Last weekend, I cruised up the 395 for over ten hours, doing the slow and awkward tire chain dance every few miles between Bishop and South Lake Tahoe. By the time I arrived, my poor minivan was practically limping down the road to my mom’s place in a full-on blizzard, flailing its one remaining cable chain and sputtering like a parrot on too much caffeine.
You see, Lake Tahoe is currently trapped under a staggering amount of snow. Heavenly Ski Resort currently has about 386 inches, while Squaw Valley has over 557. Let me repeat that for you – Squaw Valley is currently buried under 46 feet of snow.
When winter gets serious and dumps a torrent of white powder on top of a thriving city, things get wacky fast. Major roads become claustrophobic, white hallways that narrowly twist and turn through vacation condos and liquor stores, two-foot long icicles hang from rooftops like frozen death daggers, and humble citizens are relegated to the noble task of digging themselves out of the mess for hours.
The one, shining beacon that arises from this Siberian mayhem is perhaps the only thing that can keep our townspeople sane: skiing.

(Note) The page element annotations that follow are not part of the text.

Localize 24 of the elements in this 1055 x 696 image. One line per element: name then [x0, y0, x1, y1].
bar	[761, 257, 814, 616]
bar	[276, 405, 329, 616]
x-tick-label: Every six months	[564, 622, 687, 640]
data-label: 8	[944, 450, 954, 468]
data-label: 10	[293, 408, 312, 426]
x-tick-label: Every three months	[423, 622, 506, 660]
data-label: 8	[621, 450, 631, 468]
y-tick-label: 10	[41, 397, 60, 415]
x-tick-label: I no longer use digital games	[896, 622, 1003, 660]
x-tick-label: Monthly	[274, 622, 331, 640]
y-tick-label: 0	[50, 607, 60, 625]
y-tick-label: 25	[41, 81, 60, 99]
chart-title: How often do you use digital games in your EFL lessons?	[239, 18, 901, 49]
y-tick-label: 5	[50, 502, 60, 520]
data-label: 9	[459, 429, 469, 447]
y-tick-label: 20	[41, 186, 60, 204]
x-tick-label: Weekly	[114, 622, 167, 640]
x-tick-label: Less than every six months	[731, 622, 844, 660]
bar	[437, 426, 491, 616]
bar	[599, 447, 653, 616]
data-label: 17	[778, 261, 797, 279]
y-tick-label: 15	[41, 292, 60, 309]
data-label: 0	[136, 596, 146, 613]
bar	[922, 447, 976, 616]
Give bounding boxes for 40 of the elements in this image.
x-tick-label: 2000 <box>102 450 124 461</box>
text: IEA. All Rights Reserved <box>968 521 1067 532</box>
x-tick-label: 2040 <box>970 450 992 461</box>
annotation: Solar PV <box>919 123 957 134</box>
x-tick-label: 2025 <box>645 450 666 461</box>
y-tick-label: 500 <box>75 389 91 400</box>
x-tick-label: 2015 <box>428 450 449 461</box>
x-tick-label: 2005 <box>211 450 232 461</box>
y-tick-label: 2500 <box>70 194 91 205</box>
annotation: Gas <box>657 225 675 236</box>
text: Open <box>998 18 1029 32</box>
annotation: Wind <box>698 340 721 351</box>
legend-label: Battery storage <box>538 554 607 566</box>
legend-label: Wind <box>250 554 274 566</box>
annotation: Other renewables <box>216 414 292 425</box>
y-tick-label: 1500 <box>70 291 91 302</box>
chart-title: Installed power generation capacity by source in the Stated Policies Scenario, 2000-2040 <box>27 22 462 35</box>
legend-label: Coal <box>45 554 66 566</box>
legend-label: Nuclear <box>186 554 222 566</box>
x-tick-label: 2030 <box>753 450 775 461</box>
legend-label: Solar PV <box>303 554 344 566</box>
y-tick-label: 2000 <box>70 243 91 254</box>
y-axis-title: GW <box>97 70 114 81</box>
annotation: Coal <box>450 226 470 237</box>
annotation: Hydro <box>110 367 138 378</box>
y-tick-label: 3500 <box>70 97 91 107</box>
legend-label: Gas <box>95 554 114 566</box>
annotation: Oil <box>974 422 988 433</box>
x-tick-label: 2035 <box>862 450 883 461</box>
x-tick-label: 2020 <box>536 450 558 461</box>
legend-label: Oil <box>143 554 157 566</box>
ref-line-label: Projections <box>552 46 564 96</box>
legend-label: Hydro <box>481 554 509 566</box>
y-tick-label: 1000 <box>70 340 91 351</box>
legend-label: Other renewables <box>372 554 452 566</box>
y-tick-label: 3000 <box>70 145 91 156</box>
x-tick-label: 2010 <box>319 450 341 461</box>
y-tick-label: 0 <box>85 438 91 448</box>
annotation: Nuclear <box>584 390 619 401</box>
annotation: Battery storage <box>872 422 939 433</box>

The moment I clicked into my skis and began my cross-country waddle to the lift line, my anxieties about whether or not my van would be irretrievably buried by a snowplow all faded away. As the chairlift whisked my boyfriend, Brian, and I higher up the mountain, a sense of ease washed over me. Wind was blowing ice crystals into my braids, and my cheeks were so numb that I slurred my words, but it didn’t matter. I was about to slay mad powder.
I took off down the slope, my chilled fingers tingling like tiny fireworks were bursting under the skin. I zipped my way past children and dad bods, slicing through the groomed corduroy with each turn. I was in flow. For a small moment, nothing else mattered.
I felt free.
Brian skid between hundred-year-old pine trees in five-foot-deep powder, tumbling head over feet whenever he caught an edge or hurdled over a bump in the slope. It was a surreal and undulating death dance of a slalom, his focus laser-sharp as he moved. By the time we met up, back at the lift, his beard was a gallery of icicles, his heart was thumping, and his eyes flickered with wild abandon.
The weight of winter bears down on everyone in its wake, gifting hours of repetitive chores and grubby cleanup to anyone who dares cross its path. Cars kick the bucket, and salt scuffs up the finest leather boots. And yet, I wouldn’t trade it for the world.
There’s a special kind of magic that can only be unlocked on a powder day. It’s like raising a middle finger to father winter and his cruel embrace, surfing high above the chaos. After all, winter always comes whether we eschew it or embrace it, so maybe we just need to savor the hell out of the small joys while we have them. And, some days, maybe that’s enough.